Pada pertemuan tersebut, ia menuliskan uang dalam sebuah kertas yang ditunjukan kepada Janner Purba dengan nominal Rp 750 juta permintaan terdakwa Toton dan ia menuliskan Rp 300 juta atas permintaanya sendiri karena merasa tidak sanggup jika Rp 750 juta.

\"Saya menuliskan Rp 300 juta karena saya bisanya segitu dan pada saat itu Janner mengatakan hubungi lagi Toton. Menjelang putusan tanggal 18 Mei 2016, terdakwa Toton bertemu lagi dengan saya dan pada saat itu terdakwa Toton mengangkat tangan ke arah saya dengan menunjukan kelima jarinya, yang artinya Rp 500 juta dan tidak bisa turun lagi,\" jelasnya.

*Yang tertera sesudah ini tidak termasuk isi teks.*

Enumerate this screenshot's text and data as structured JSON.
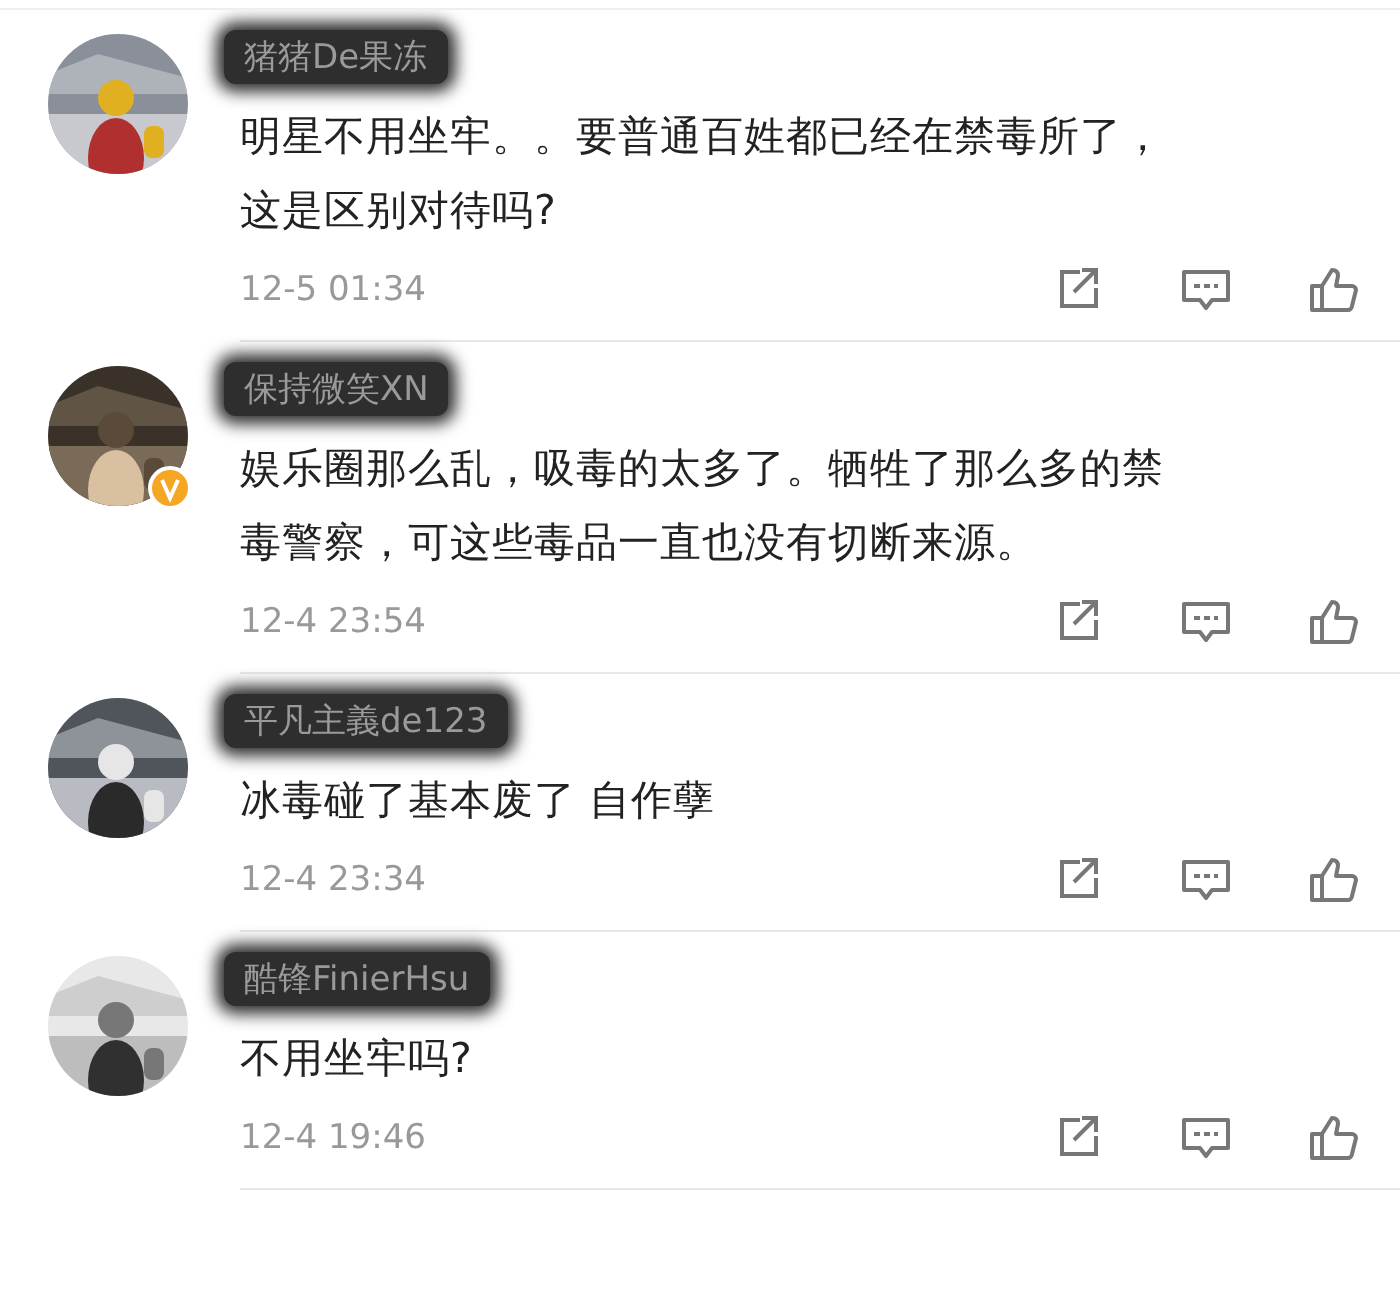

Karena merasa dizholimi karena kasus tersebut dan pengen bebas karena anak juga masih kecil-kecil, akhirnya Edi menyetujui permintaan tersebut dengan cara menjual ruko miliknya dan menyerahkan uang tersebut langsung kepada terdakwa Janner Purba.

\"Saat penyerahan uang tersebut, saya bersama supir Hendriansyah dan Khairulumri langsung menuju ke Gor Sawah Lebar, selang beberapa menit mobil Fortuner milik terdakwa Janner Purba tiba dan sempat berkeliling-keling di kawasan GOR, setelah berhenti saya langsung menuju mobil Janner Purba dan memasukan uang tersebut di kursi bagian belakang dan langsung bubar pada saat itu,\" bebernya.

Setelah penyerahan uang Rp 500 juta tersebut, akhirnya persidangan mengenai putusan tersebut di tunda hingga tanggal 24 Mei 2016 karena alasan berkas belum lengkap dan harus ditunda persidangannya.

\"Untuk masalah uang yang diserahkan terdakwa Safri Syefi saya tidak tahu, yang jelas setelah pemberian uang tersebut, persidangan pembacaan putusan memang ditunda dan tidak lama setelah itu keluar berita di televisi kalau Hakim Janner Purba dan Safri Syafei tertangkap tangan oleh KPK,\" terangnya.

Hal yang sama juga disampaikan Safri Syafei. Ia terlibat dalam kasus ini setelah Edi Santoni pada saat itu menghubunginya lewat telepon dan meminta kepada dirinya untuk menyiapkan uang sebesar Rp 15 juta sebagai penebas jalan, Rp 25 juta sebelum dakwaan dan 25 juta lagi setelah dakwaan yang totalnya Rp 50 juta.

\"Saya hanya mengikuti apa kata Edi Santoni dan pada saat itu juga saya diminta untuk menyiapkan uang sebesar Rp 250 juta agar bisa bebas yang dismpaikan terdakwa Toton,\" jelasnya.

Ia mengatakan, karena ia menganggap tidak memiliki uang sebanyak itu, akhirnya ia pun meminta untuk diturunkan, setelah melalui pembicaraan yang lama, terdakwa Toton meminta kepada ia untuk menyiapkan uang sebesar Rp 150 juta.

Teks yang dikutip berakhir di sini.